Dangers in ice road trucking
People were drawn to the mystique of the ice road because of the danger. The rewards were great, as it was said that drivers could make a year’s income in eight to 10 weeks. One just had to overcome the fear of being on the road for hours, accompanied by the sound of ice cracking, which they said was a good thing because it re-freezes. The drivers could see it too, as it looked like lightning strikes on the ice. It was still downright scary, especially at night when one could hear but not see much of what was happening.
Hugh recalled a time when he took a guy out on the road, only for the latter to park his truck at the mining camp and asked to be flown out of the place because he was too scared to drive back across the ice.
Then there were those who would only last a year – he said that this was what separated the men from the boys.
When there’s a whiteout or blizzard, there would be zero visibility, so there was no way to know if one was still on the right track. There was also the danger of freezing to death, as the temperature could drop to 40 below zero.
It’s important to winterize their truck, and pay particular attention to the air brake system. Moisture in the air lines was a problem as it could freeze, and the ice could mean that the brakes would fail. During the first season, Alex heard an alarm that indicated something wrong with the air dryer. He kept hearing it so he had to get under the truck to check and fix it every time. He couldn’t kill the engine because he needed to keep himself warm, but the truck shouldn’t idle for long either, because the vibration and weight could break through the ice if stationary for too long.
Happy Holidays from the frozen frontier! #IRT
Alex said that a trucker could minimize the danger of driving on the ice road if he or she followed all the rules that were set in place to keep everyone safe.
Cancellation of “Ice Road Truckers”
After the “One Last Lick” episode of season 11 was aired on 9 November 2017, fans waitiedfor news on the airing of season 12, but none came.
Alex, who had been a mainstay of the show, wasn’t informed of the network’s plans for the TV series, as he posted a statement on his Facebook page in March 2018: ‘Those TV guys from Hollywood are a bunch of bums! You would think they would call and say kiss my rear, hello…I guess the show is in the dust bin of history [pun intended].’ Although ice road trucking was something he did for a living, whether there was a camera or not, his fans felt that he should have been given the courtesy of knowing if the show was canceled.
Rumors that “Ice Road Truckers” would not be renewed circulated online, as an entertainment insider was said to have shared that the cancellation was definite. However, when a viewer wrote on the show’s Facebook page to ask about its status, the reply was, ‘Ice Road Truckers on HISTORY We’re not sure yet, but don’t get left in the cold.’ History Channel’s vice president for public relations said in an email, ‘no decision has been made yet on future seasons of Ice Road Truckers.’
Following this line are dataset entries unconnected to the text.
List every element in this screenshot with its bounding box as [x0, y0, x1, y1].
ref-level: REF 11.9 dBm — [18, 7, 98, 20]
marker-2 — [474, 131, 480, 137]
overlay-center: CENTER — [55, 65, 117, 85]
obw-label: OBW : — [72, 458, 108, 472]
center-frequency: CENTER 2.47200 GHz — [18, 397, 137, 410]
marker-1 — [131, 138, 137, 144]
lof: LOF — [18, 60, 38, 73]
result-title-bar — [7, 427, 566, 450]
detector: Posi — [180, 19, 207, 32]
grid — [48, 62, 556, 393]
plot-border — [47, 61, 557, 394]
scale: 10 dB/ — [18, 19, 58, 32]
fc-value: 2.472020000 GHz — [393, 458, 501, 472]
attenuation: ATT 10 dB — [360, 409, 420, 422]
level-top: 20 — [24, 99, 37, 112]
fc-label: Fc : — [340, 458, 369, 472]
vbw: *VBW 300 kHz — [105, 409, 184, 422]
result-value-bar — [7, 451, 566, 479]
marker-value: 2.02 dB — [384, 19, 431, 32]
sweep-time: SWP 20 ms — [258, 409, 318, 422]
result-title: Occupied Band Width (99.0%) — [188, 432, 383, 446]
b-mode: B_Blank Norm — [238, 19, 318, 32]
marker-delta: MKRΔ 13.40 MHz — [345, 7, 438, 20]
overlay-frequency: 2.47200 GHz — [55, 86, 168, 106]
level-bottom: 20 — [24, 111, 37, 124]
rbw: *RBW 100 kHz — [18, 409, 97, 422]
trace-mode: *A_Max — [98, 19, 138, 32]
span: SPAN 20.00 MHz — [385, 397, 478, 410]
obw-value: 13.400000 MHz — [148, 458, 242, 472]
The official Facebook page of “Ice Road Truckers” is still up, but all that was posted were promotions for other shows on History Channel. Despite numerous requests from fans in the comments section for the return of their favorite series, there was no positive response from the network. No one knew why the show wasn’t renewed for season 12. The most probable reason that the fans could come up with was that the series no longer dominated TV ratings. Some said it was probably replaced by “Truck Night America,” which premiered in 2018.
So fans will have to be satisfied with accessing the series in History Channel’s library, still a most enjoyable watch!